Severe Psoriasis Amplifies Immunoglobulin A Nephropathy Risk

Miriam E. Tucker

March 10, 2016

WASHINGTON, DC — The risk for immunoglobulin (Ig)A nephropathy is five times higher in people with severe psoriasis than in those without. And the risk for overall glomerular disease is two times higher.

These findings come from an analysis of data from The Health Improvement Network in the United Kingdom.

"Given these associations, it would be reasonable to suggest keeping tabs on these lab values, at least in patients with moderate to severe disease," Sungat Grewal, BS, a medical student and predoctoral fellow at the University of Pennsylvania Perelman School of Medicine in Philadelphia.

In a previous study of the network data, an elevated risk for chronic kidney disease was seen in patients with moderate to severe psoriasis, as reported by Medscape Medical News (BMJ. 2013;347:f5961).

There have also been case reports of a link between psoriasis and IgA nephropathy, but this is the first large-scale investigation to determine which specific kidney diseases are responsible for the finding of overall chronic kidney disease, Grewal explained.

She presented the findings during a late-breaking session here at the American Academy of Dermatology 74th Annual Meeting.

Common Cause of Glomerulonephritis

IgA nephropathy, which affects about one in 100,000 people annually in the United States, is the most common cause of glomerulonephritis. It typically presents as an acute mucosal infection that progresses to visible blood in urine in a few days. In 20% to 40% of patients, it leads to end-stage renal disease.

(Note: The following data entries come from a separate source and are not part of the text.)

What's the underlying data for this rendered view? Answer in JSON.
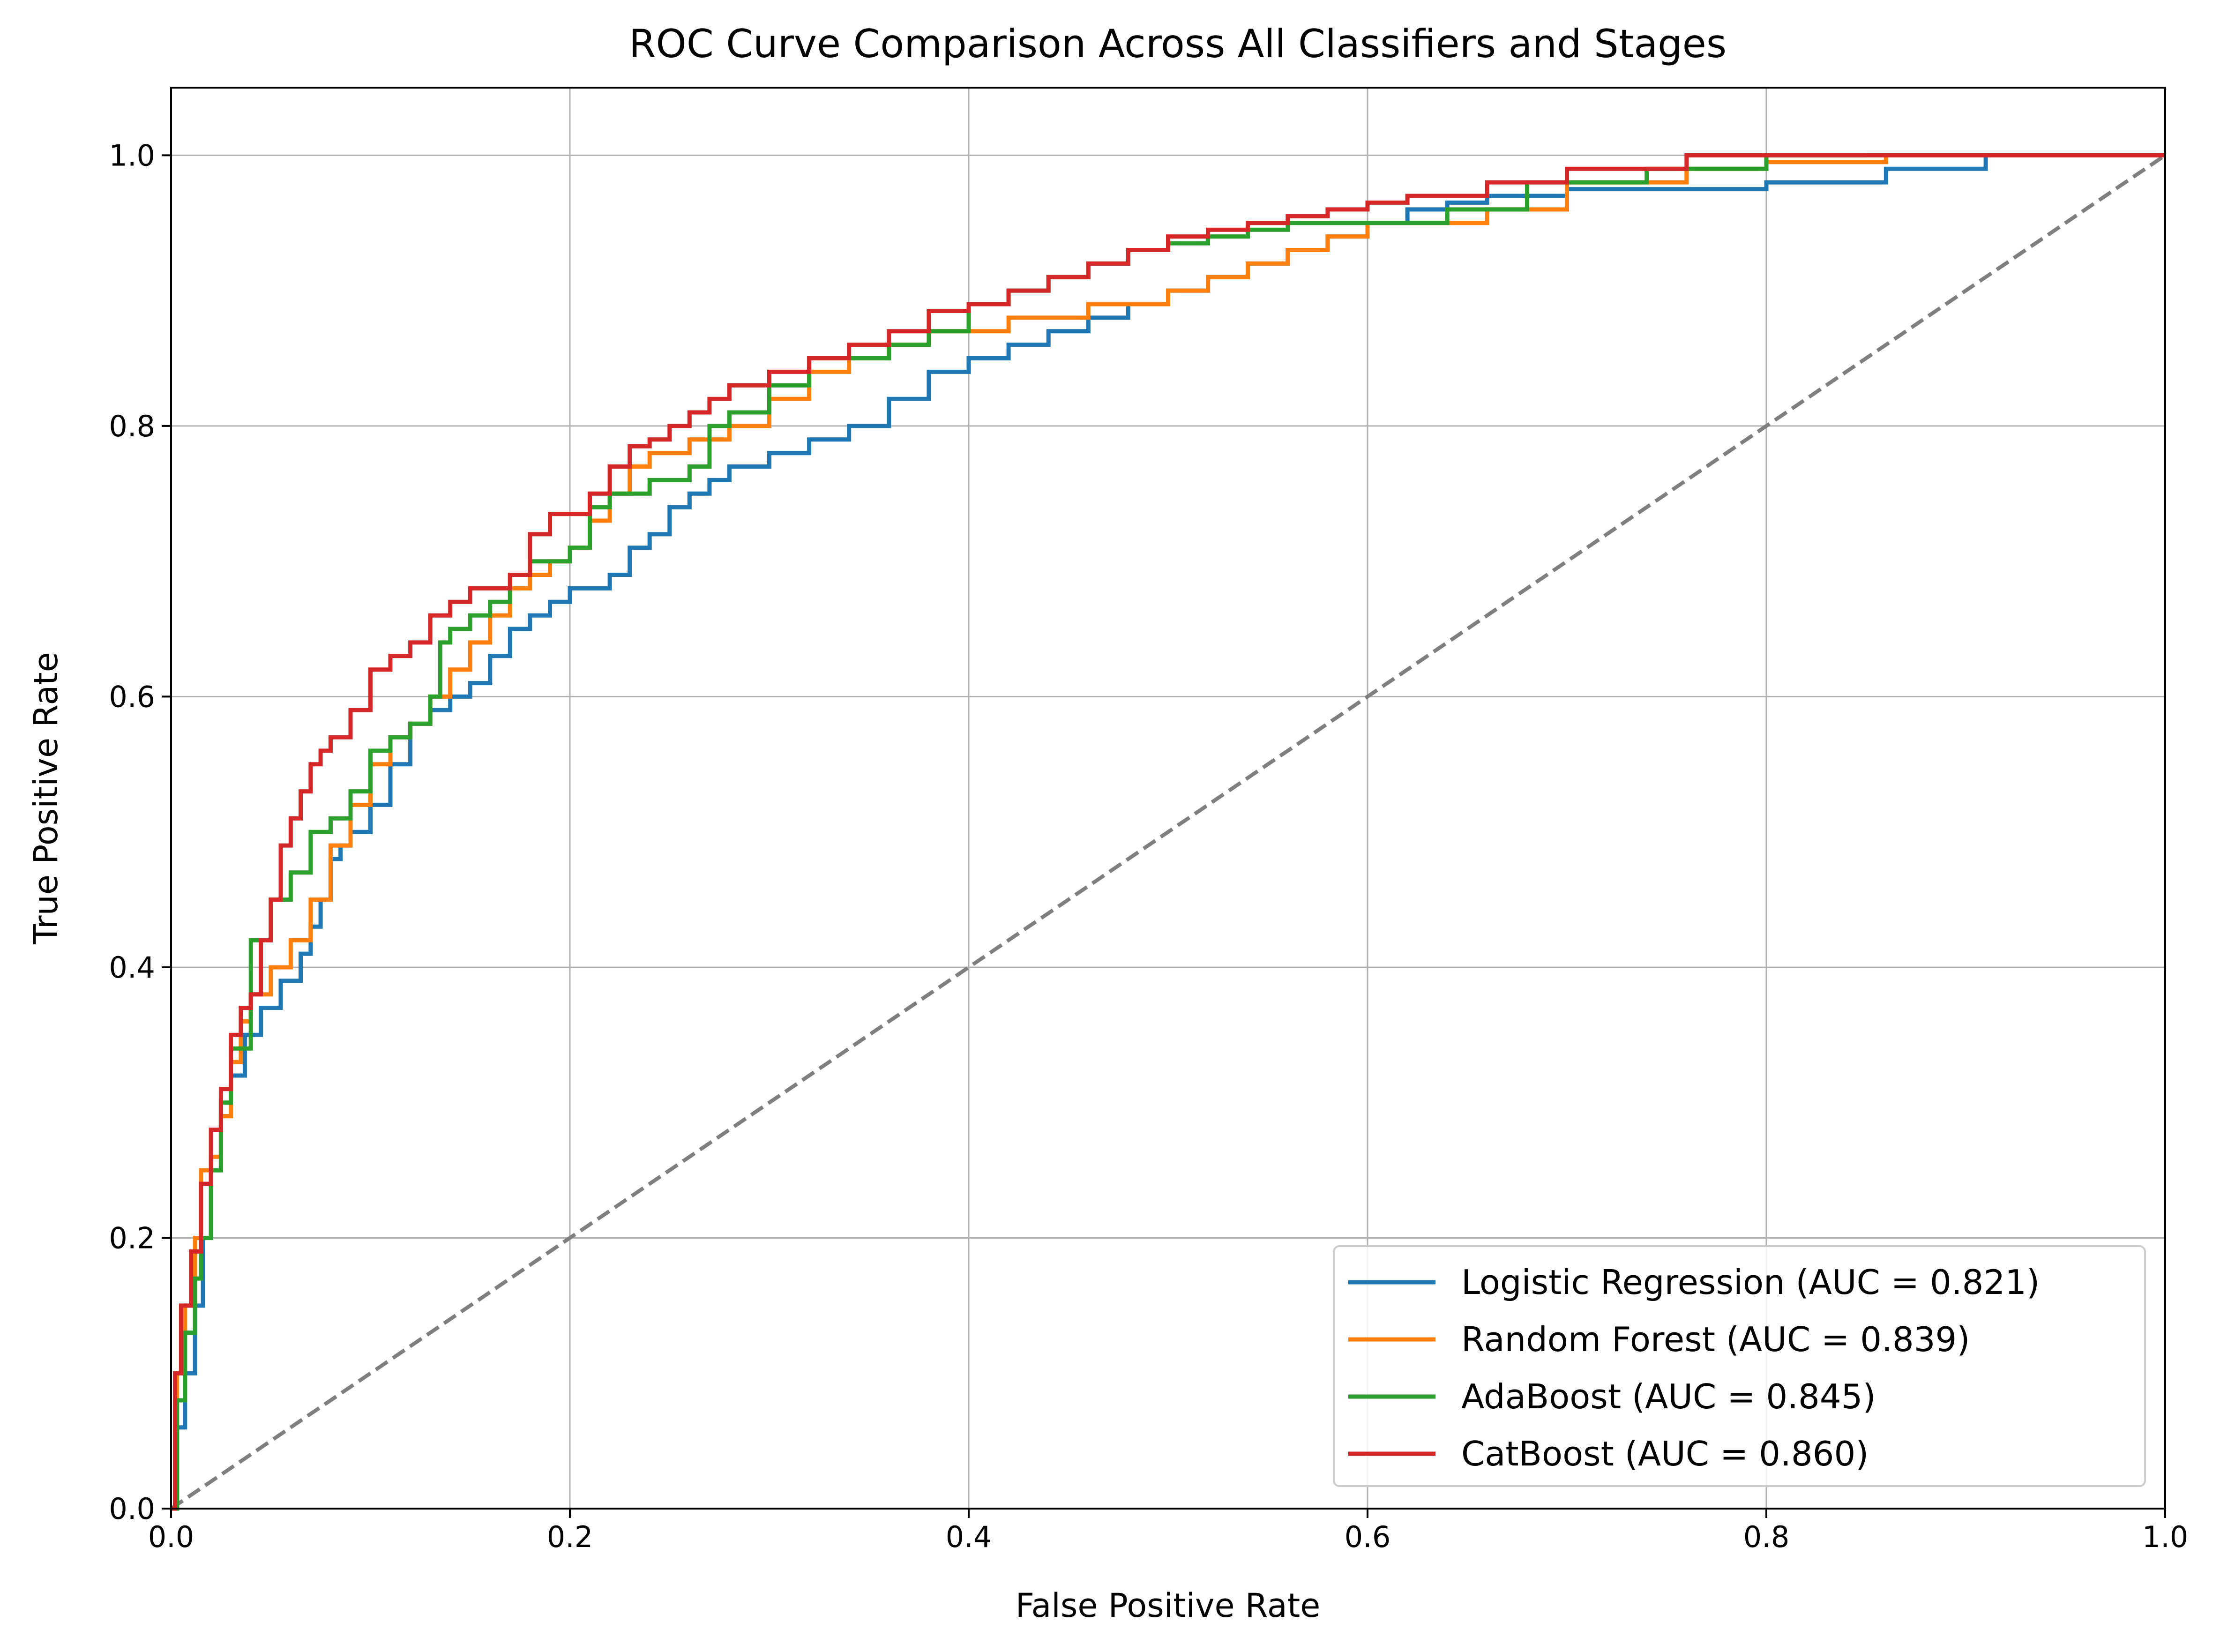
{
  "chart_data": {
    "type": "line",
    "title": "ROC Curve Comparison Across All Classifiers and Stages",
    "xlabel": "False Positive Rate",
    "ylabel": "True Positive Rate",
    "xlim": [
      0.0,
      1.0
    ],
    "ylim": [
      0.0,
      1.05
    ],
    "xticks": [
      0.0,
      0.2,
      0.4,
      0.6,
      0.8,
      1.0
    ],
    "xtick_labels": [
      "0.0",
      "0.2",
      "0.4",
      "0.6",
      "0.8",
      "1.0"
    ],
    "yticks": [
      0.0,
      0.2,
      0.4,
      0.6,
      0.8,
      1.0
    ],
    "ytick_labels": [
      "0.0",
      "0.2",
      "0.4",
      "0.6",
      "0.8",
      "1.0"
    ],
    "grid": true,
    "legend_position": "lower-right",
    "diagonal": {
      "name": "chance",
      "color": "#7f7f7f",
      "style": "dashed",
      "x": [
        0,
        1
      ],
      "y": [
        0,
        1
      ]
    },
    "series": [
      {
        "name": "Logistic Regression",
        "label": "Logistic Regression (AUC = 0.821)",
        "auc": 0.821,
        "color": "#1f77b4",
        "x": [
          0,
          0.003,
          0.007,
          0.012,
          0.016,
          0.02,
          0.025,
          0.03,
          0.037,
          0.045,
          0.055,
          0.065,
          0.07,
          0.075,
          0.08,
          0.085,
          0.09,
          0.1,
          0.11,
          0.12,
          0.13,
          0.14,
          0.15,
          0.16,
          0.17,
          0.18,
          0.19,
          0.2,
          0.21,
          0.22,
          0.23,
          0.24,
          0.25,
          0.26,
          0.27,
          0.28,
          0.3,
          0.32,
          0.34,
          0.36,
          0.38,
          0.4,
          0.42,
          0.44,
          0.46,
          0.48,
          0.5,
          0.52,
          0.54,
          0.56,
          0.58,
          0.6,
          0.62,
          0.64,
          0.66,
          0.7,
          0.74,
          0.8,
          0.86,
          0.91
        ],
        "y": [
          0,
          0.06,
          0.1,
          0.15,
          0.2,
          0.25,
          0.29,
          0.32,
          0.35,
          0.37,
          0.39,
          0.41,
          0.43,
          0.45,
          0.48,
          0.49,
          0.5,
          0.52,
          0.55,
          0.58,
          0.59,
          0.6,
          0.61,
          0.63,
          0.65,
          0.66,
          0.67,
          0.68,
          0.68,
          0.69,
          0.71,
          0.72,
          0.74,
          0.75,
          0.76,
          0.77,
          0.78,
          0.79,
          0.8,
          0.82,
          0.84,
          0.85,
          0.86,
          0.87,
          0.88,
          0.89,
          0.9,
          0.91,
          0.92,
          0.93,
          0.94,
          0.95,
          0.96,
          0.965,
          0.97,
          0.975,
          0.975,
          0.98,
          0.99,
          1.0
        ]
      },
      {
        "name": "Random Forest",
        "label": "Random Forest (AUC = 0.839)",
        "auc": 0.839,
        "color": "#ff7f0e",
        "x": [
          0,
          0.003,
          0.007,
          0.012,
          0.015,
          0.02,
          0.025,
          0.03,
          0.035,
          0.04,
          0.05,
          0.06,
          0.07,
          0.08,
          0.09,
          0.1,
          0.11,
          0.12,
          0.13,
          0.14,
          0.15,
          0.16,
          0.17,
          0.18,
          0.19,
          0.2,
          0.21,
          0.22,
          0.23,
          0.24,
          0.25,
          0.26,
          0.27,
          0.28,
          0.3,
          0.32,
          0.34,
          0.36,
          0.38,
          0.4,
          0.42,
          0.44,
          0.46,
          0.48,
          0.5,
          0.52,
          0.54,
          0.56,
          0.58,
          0.6,
          0.62,
          0.66,
          0.7,
          0.76,
          0.8,
          0.86
        ],
        "y": [
          0,
          0.1,
          0.15,
          0.2,
          0.25,
          0.26,
          0.29,
          0.33,
          0.36,
          0.38,
          0.4,
          0.42,
          0.45,
          0.49,
          0.52,
          0.55,
          0.57,
          0.58,
          0.6,
          0.62,
          0.64,
          0.66,
          0.68,
          0.69,
          0.7,
          0.71,
          0.73,
          0.75,
          0.77,
          0.78,
          0.78,
          0.79,
          0.79,
          0.8,
          0.82,
          0.84,
          0.85,
          0.86,
          0.87,
          0.87,
          0.88,
          0.88,
          0.89,
          0.89,
          0.9,
          0.91,
          0.92,
          0.93,
          0.94,
          0.95,
          0.95,
          0.96,
          0.98,
          0.99,
          0.995,
          1.0
        ]
      },
      {
        "name": "AdaBoost",
        "label": "AdaBoost (AUC = 0.845)",
        "auc": 0.845,
        "color": "#2ca02c",
        "x": [
          0,
          0.003,
          0.007,
          0.012,
          0.015,
          0.02,
          0.025,
          0.03,
          0.04,
          0.05,
          0.06,
          0.07,
          0.08,
          0.09,
          0.1,
          0.11,
          0.12,
          0.13,
          0.135,
          0.14,
          0.15,
          0.16,
          0.17,
          0.18,
          0.19,
          0.2,
          0.21,
          0.22,
          0.24,
          0.26,
          0.27,
          0.28,
          0.3,
          0.32,
          0.34,
          0.36,
          0.38,
          0.4,
          0.42,
          0.44,
          0.46,
          0.48,
          0.5,
          0.52,
          0.54,
          0.56,
          0.6,
          0.64,
          0.68,
          0.74,
          0.8,
          0.85
        ],
        "y": [
          0,
          0.08,
          0.13,
          0.17,
          0.2,
          0.25,
          0.3,
          0.34,
          0.42,
          0.45,
          0.47,
          0.5,
          0.51,
          0.53,
          0.56,
          0.57,
          0.58,
          0.6,
          0.64,
          0.65,
          0.66,
          0.67,
          0.69,
          0.7,
          0.7,
          0.71,
          0.74,
          0.75,
          0.76,
          0.77,
          0.8,
          0.81,
          0.83,
          0.85,
          0.85,
          0.86,
          0.87,
          0.89,
          0.9,
          0.91,
          0.92,
          0.93,
          0.935,
          0.94,
          0.945,
          0.95,
          0.95,
          0.96,
          0.98,
          0.99,
          1.0,
          1.0
        ]
      },
      {
        "name": "CatBoost",
        "label": "CatBoost (AUC = 0.860)",
        "auc": 0.86,
        "color": "#d62728",
        "x": [
          0,
          0.002,
          0.005,
          0.01,
          0.015,
          0.02,
          0.025,
          0.03,
          0.035,
          0.04,
          0.045,
          0.05,
          0.055,
          0.06,
          0.065,
          0.07,
          0.075,
          0.08,
          0.09,
          0.1,
          0.11,
          0.12,
          0.13,
          0.14,
          0.15,
          0.16,
          0.17,
          0.18,
          0.19,
          0.2,
          0.21,
          0.22,
          0.23,
          0.24,
          0.25,
          0.26,
          0.27,
          0.28,
          0.3,
          0.32,
          0.34,
          0.36,
          0.38,
          0.4,
          0.42,
          0.44,
          0.46,
          0.48,
          0.5,
          0.52,
          0.54,
          0.56,
          0.58,
          0.6,
          0.62,
          0.66,
          0.7,
          0.76,
          0.84,
          1.0
        ],
        "y": [
          0,
          0.1,
          0.15,
          0.19,
          0.24,
          0.28,
          0.31,
          0.35,
          0.37,
          0.38,
          0.42,
          0.45,
          0.49,
          0.51,
          0.53,
          0.55,
          0.56,
          0.57,
          0.59,
          0.62,
          0.63,
          0.64,
          0.66,
          0.67,
          0.68,
          0.68,
          0.69,
          0.72,
          0.735,
          0.735,
          0.75,
          0.77,
          0.785,
          0.79,
          0.8,
          0.81,
          0.82,
          0.83,
          0.84,
          0.85,
          0.86,
          0.87,
          0.885,
          0.89,
          0.9,
          0.91,
          0.92,
          0.93,
          0.94,
          0.945,
          0.95,
          0.955,
          0.96,
          0.965,
          0.97,
          0.98,
          0.99,
          1.0,
          1.0,
          1.0
        ]
      }
    ]
  }
}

Grewal and her colleagues examined 1994 to 2014 data from electronic medical records in the database. The cohort of more than 11 million individual patients was broadly representative.

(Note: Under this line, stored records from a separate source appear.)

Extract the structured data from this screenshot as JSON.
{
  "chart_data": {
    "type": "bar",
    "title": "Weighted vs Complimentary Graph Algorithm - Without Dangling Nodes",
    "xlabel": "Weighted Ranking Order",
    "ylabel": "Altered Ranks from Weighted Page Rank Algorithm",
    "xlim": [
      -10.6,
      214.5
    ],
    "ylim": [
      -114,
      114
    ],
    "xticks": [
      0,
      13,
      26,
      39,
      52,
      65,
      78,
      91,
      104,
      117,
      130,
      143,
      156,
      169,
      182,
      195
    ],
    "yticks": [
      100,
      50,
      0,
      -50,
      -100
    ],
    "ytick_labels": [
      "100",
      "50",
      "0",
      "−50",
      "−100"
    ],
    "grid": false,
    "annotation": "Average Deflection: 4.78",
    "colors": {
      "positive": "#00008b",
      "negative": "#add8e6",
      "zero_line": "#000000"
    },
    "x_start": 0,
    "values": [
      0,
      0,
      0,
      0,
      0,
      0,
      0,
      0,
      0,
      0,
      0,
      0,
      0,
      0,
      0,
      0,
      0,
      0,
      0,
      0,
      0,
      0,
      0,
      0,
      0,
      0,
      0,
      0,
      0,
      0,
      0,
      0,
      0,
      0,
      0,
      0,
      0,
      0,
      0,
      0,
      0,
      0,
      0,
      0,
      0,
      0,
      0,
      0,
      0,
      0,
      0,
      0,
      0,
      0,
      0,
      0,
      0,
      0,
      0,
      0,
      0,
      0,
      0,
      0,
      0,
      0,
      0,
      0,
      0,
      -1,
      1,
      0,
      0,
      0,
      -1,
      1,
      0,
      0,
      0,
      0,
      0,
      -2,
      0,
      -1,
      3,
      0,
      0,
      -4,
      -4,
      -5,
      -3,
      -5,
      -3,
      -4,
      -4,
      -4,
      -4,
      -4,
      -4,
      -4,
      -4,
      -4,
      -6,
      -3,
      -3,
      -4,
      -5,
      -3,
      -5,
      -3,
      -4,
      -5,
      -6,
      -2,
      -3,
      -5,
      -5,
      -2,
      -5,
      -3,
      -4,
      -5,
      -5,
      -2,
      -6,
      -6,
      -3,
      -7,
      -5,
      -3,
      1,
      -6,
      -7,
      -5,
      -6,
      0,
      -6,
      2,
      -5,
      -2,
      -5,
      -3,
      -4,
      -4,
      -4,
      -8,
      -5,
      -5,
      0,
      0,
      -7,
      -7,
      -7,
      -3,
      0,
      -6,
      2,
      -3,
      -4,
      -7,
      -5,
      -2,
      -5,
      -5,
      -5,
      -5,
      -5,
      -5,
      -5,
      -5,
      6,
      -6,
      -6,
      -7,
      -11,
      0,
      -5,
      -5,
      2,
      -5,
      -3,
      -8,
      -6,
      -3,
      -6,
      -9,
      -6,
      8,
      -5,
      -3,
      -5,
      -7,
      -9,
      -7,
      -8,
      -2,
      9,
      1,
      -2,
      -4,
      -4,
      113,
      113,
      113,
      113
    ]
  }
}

The team used diagnostic codes to identify 193,013 patients with mild psoriasis and 12,806 with severe psoriasis. Each patient was matched with up to five control subjects from the same clinical practice who did not have psoriasis.

The psoriasis patients tended to be younger, more obese, and more likely to drink or smoke than the 1,019,142 control subjects. They also had more comorbidities.

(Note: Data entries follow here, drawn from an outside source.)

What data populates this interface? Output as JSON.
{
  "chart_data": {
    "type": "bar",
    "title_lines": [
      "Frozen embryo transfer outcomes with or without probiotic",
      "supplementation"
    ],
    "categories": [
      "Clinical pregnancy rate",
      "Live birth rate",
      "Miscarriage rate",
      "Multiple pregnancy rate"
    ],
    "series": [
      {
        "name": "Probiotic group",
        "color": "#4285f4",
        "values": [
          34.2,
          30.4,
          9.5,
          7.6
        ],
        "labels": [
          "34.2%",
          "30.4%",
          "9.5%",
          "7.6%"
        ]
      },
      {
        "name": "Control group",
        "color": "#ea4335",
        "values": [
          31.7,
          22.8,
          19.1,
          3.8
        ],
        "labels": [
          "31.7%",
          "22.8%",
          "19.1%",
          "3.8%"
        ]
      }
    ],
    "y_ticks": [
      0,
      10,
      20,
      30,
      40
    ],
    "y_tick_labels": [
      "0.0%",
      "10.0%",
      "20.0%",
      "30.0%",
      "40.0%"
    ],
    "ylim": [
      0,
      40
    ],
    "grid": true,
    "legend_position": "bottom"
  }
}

The risk for IgA nephropathy was almost five times higher in patients with severe psoriasis than in control subjects (hazard ratio [HR], 4.75) in a fully adjusted model for age, sex, body mass index, drinking and smoking status, socioeconomic status, hypertension, diabetes, hyperlipidemia, cardiovascular disease, arthritis, viral infection, psoriatic arthritis, and the use of nonsteroidal anti-inflammatory agents.

In addition, the risk for glomerular disease was more than two times higher in patients with severe psoriasis (HR, 2.05).

The risks for IgA nephropathy and glomerular disease were not significantly different between patients with mild psoriasis and control subjects.

However, the elevated risk for IgA nephropathy associated with severe psoriasis is still quite low, at about one case per 8888 patients annually. As a comparison, Grewal reported that the incidence of spontaneous triplets is about one per 8000 natural pregnancies.

Nonetheless, she said, "I think an awareness of the comorbidities is important so you can educate your patients on what they should be looking out for, and you can monitor them over time."

We don't understand why it's happening, we just know there's an association.

"It is still very unlikely," said Inder Dhillon, MD, a dermatologist at the Kaiser Permanente Medical Group and clinical instructor at the University of California, San Francisco. "We have to keep it in perspective."

"But it's very useful to know that IgA nephropathy is what patients are actually at increased risk for, and it behooves us to remember that," he told Medscape Medical News.

"We don't understand why it's happening, we just know there's an association, said Grewal. "Is it because they're at a higher risk for developing specific renal diseases, or because once they have renal disease they're at a higher risk for progressing to chronic kidney disease?"

Some of the theories put forward have been a hyperfunctioning immune system, impaired mucosal integrity that exposes immunoglobulin-stimulating antigens, and a genetic predisposition toward defective immunoglobulin that deposits in glomeruli.

We must treat psoriasis aggressively and not dismiss it as just a skin disease.

Regardless, she pointed out, "our work supports the idea that psoriasis is a disease that is systemic, not limited to the skin."

"We always knew that diseases inside the body manifest in the skin, but only recently has it been understood that severe skin disease, especially psoriasis, goes deep inside the body and hurts organs inside the body. It's an evolving field," said Dr Dhillon.

"The most important point is not just to tell patients all the extra diseases they're at risk for, but to aggressively treat psoriasis to decrease the risk for these other complications," he added. "We must treat psoriasis aggressively and not dismiss it as just a skin disease."

The study was funded in part by an educational grant from Pfizer to the trustees of the University of Pennsylvania. Ms Grewal and Dr Dhillon have disclosed no relevant financial relationships.

American Academy of Dermatology (AAD) 74th Annual Meeting. Presented March 6, 2016.